28 Jan Adding Crops to Diversity by Gordon Clark, Board Member and Horticulture Advisor
The concept of crop diversity is gaining traction in US Farmers in the West, who have traditionally only grown wheat, corn or soybeans. Farmers have found that with the depressed prices, they need to grow crops as a hedge against bankruptcy.
Harvesting 4 Haiti, along with Planting for Hope and Future, understand this concept. In terms of perennial crops, Mangos (multiple varieties), Soursop, Plantain, Limes, Hibiscus and Moringa have been planted. Amongst the newly planted trees, vegetables. legumes, and green manure are thriving.
But this isn’t enough. PHF is looking at the potential of Breadfruit as a future crop. Breadfruit is a large, prickly fruit native to the South Pacific. When ripe, it tastes like fresh baked bread, hence the name. It is a good source of dietary fiber, iron, potassium, calcium and more. Though it is low in protein, it is vital for human health. It is also easily digested, so it is excellent for feeding children and people who are hospitalized.

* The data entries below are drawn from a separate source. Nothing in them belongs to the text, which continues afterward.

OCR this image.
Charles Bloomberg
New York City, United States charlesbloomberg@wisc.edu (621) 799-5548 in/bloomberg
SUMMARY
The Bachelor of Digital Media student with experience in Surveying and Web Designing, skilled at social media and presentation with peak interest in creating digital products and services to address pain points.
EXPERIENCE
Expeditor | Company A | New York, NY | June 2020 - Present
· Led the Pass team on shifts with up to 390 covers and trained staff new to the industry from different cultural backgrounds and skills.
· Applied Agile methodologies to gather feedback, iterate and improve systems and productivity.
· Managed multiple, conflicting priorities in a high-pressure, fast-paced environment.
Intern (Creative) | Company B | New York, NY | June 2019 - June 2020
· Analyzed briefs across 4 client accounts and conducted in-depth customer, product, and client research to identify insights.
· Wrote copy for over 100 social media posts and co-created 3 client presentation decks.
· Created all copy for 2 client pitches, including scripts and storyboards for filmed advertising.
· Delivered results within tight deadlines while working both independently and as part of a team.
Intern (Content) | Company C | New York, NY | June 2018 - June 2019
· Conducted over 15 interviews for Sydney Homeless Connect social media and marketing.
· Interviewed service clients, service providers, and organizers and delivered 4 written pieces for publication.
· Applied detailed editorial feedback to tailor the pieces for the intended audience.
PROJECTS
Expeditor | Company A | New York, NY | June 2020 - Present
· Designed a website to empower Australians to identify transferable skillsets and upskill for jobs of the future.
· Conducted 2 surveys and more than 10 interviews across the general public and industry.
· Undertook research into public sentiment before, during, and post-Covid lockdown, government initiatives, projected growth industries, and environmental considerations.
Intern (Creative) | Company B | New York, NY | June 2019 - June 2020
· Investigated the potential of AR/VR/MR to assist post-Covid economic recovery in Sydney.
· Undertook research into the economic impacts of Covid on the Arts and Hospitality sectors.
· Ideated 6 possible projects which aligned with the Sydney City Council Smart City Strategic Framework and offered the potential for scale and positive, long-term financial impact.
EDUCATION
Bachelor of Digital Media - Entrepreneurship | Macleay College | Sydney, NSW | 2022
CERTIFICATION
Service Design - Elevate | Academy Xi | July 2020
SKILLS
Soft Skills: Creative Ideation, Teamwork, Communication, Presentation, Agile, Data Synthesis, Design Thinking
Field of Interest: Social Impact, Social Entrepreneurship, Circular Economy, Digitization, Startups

The PHF team visited a bread fruit facility in Jeremie, Haiti. Trees That Feed Foundation is sponsoring this facility and it is processing breadfruit into flour that can be used for a variety of products. If PHF decides to partner with Trees That Feed, they will receive a “Factory in a Box” that includes a peeler, grinder, scale, drying racks and flour packaging materials. Breadfruit grows in abundance in nearby farms, but it is very perishable.
The value added processing will create jobs, promote income and create a product that is nutrias and in demand.
Lynn KampferPosted at 15:52h, 17 February
Thank you for always exploring new opportunities – breadfruit could be a great addition for us.